Le 1 juillet 2014 - 422 mots

La Maison rouge célèbre ses 10 ans avec une proposition audacieuse qui dévoile la collection de son fondateur.

« C’est une drôle d’expo », prévient d’entrée Antoine de Galbert, avec aux lèvres le sourire de celui qui vient de réussir un bon coup. Et en effet, c’est un bon coup, ou en tout cas une proposition qui interpelle.
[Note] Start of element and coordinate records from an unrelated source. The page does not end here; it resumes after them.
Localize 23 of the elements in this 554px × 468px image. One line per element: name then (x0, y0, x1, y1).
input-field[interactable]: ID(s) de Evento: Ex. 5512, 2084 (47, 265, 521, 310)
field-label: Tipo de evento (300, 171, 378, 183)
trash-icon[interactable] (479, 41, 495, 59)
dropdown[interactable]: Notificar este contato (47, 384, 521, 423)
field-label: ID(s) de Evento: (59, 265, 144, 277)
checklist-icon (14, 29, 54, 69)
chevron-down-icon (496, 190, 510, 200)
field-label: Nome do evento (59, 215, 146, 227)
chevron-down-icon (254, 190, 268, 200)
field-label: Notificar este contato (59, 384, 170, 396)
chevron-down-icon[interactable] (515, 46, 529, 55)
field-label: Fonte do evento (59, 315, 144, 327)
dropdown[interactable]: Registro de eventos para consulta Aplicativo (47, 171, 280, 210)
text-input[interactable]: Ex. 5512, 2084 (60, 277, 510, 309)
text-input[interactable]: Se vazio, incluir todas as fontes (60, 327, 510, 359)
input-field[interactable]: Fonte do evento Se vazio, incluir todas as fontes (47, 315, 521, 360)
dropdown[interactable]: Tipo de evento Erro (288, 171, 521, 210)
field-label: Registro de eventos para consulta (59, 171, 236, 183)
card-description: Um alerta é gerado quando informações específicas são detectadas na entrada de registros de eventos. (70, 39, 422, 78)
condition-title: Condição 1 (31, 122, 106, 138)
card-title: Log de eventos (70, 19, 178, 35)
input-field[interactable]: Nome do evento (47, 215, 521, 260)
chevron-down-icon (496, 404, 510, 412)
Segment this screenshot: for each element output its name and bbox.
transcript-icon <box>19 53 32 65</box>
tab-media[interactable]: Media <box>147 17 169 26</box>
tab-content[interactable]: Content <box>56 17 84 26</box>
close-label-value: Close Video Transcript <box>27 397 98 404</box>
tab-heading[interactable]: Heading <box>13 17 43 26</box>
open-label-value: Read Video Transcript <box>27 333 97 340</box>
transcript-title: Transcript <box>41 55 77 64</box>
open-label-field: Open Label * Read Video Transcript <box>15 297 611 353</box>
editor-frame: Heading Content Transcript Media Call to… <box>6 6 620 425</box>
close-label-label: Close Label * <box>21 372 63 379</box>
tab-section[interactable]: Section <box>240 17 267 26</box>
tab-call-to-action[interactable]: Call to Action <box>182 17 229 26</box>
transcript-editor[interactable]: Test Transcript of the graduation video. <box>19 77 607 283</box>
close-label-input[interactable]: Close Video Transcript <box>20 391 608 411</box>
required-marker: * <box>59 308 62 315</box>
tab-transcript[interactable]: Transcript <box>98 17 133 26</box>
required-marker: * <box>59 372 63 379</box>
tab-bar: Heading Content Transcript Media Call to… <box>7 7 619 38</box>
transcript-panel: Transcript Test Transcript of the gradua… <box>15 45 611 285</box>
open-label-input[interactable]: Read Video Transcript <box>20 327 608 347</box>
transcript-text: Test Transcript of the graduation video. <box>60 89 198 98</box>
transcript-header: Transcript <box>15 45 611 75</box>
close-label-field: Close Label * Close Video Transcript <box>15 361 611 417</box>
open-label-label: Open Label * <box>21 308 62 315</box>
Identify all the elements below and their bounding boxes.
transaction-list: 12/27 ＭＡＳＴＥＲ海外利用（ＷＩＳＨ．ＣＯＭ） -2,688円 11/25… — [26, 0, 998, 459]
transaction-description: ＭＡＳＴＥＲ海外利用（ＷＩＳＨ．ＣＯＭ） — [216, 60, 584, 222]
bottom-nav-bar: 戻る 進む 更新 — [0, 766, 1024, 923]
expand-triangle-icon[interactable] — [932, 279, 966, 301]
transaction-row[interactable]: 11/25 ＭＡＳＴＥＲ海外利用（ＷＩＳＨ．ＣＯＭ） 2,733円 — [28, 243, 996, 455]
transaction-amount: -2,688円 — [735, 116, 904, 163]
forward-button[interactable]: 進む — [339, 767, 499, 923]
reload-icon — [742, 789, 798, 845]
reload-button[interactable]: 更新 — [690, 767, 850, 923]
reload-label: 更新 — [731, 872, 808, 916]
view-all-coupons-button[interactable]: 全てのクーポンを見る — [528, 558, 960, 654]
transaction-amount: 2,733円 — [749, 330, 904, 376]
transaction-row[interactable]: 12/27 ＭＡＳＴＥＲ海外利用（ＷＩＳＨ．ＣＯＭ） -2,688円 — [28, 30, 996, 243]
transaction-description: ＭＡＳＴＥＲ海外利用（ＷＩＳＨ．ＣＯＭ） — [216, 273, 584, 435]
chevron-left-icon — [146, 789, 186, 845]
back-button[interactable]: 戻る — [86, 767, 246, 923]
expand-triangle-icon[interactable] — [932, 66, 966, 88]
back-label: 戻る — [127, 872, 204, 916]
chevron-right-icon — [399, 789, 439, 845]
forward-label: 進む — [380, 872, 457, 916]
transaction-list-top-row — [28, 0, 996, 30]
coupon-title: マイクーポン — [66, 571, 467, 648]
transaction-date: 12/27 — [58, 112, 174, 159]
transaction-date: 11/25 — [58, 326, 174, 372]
Jusque-là rétif à la dévoiler, le fondateur de la Maison rouge, à Paris, qui a déjà exposé en ses murs de nombreuses collections privées, s’est résolu pour les 10 ans de sa fondation à révéler des pans de la sienne. Un accrochage thématique ? une proposition pensée par un commissaire invité ? une mise en avant de certains de ses artistes ou courants fétiches ? Rien de tout cela mais une exposition incluant l’aléatoire grâce à un logiciel informatique développé pour l’occasion par un ingénieur !
Avec pour point de départ la volonté de montrer seulement des travaux qui s’accrochent au mur, ont été entrées dans le programme les dimensions de toutes les œuvres ainsi que les cotes de tous les murs de la Maison rouge. La machine en a sorti un long « ruban » parcourant les lieux, organisé de la manière la plus rationnelle qui soit en maximisant le potentiel d’accrochage. Ce sont au final 917 œuvres et 1 200 cadres de 458 artistes qui se déroulent sur 278 mètres de cimaises. Le regard saute de photographies d’explosions atomiques à une patate géante d’Erwin Wurm sortant du mur, et croise Andres Serrano, Miriam Cahn, Marcel Dzama ou Dorothea Tanning…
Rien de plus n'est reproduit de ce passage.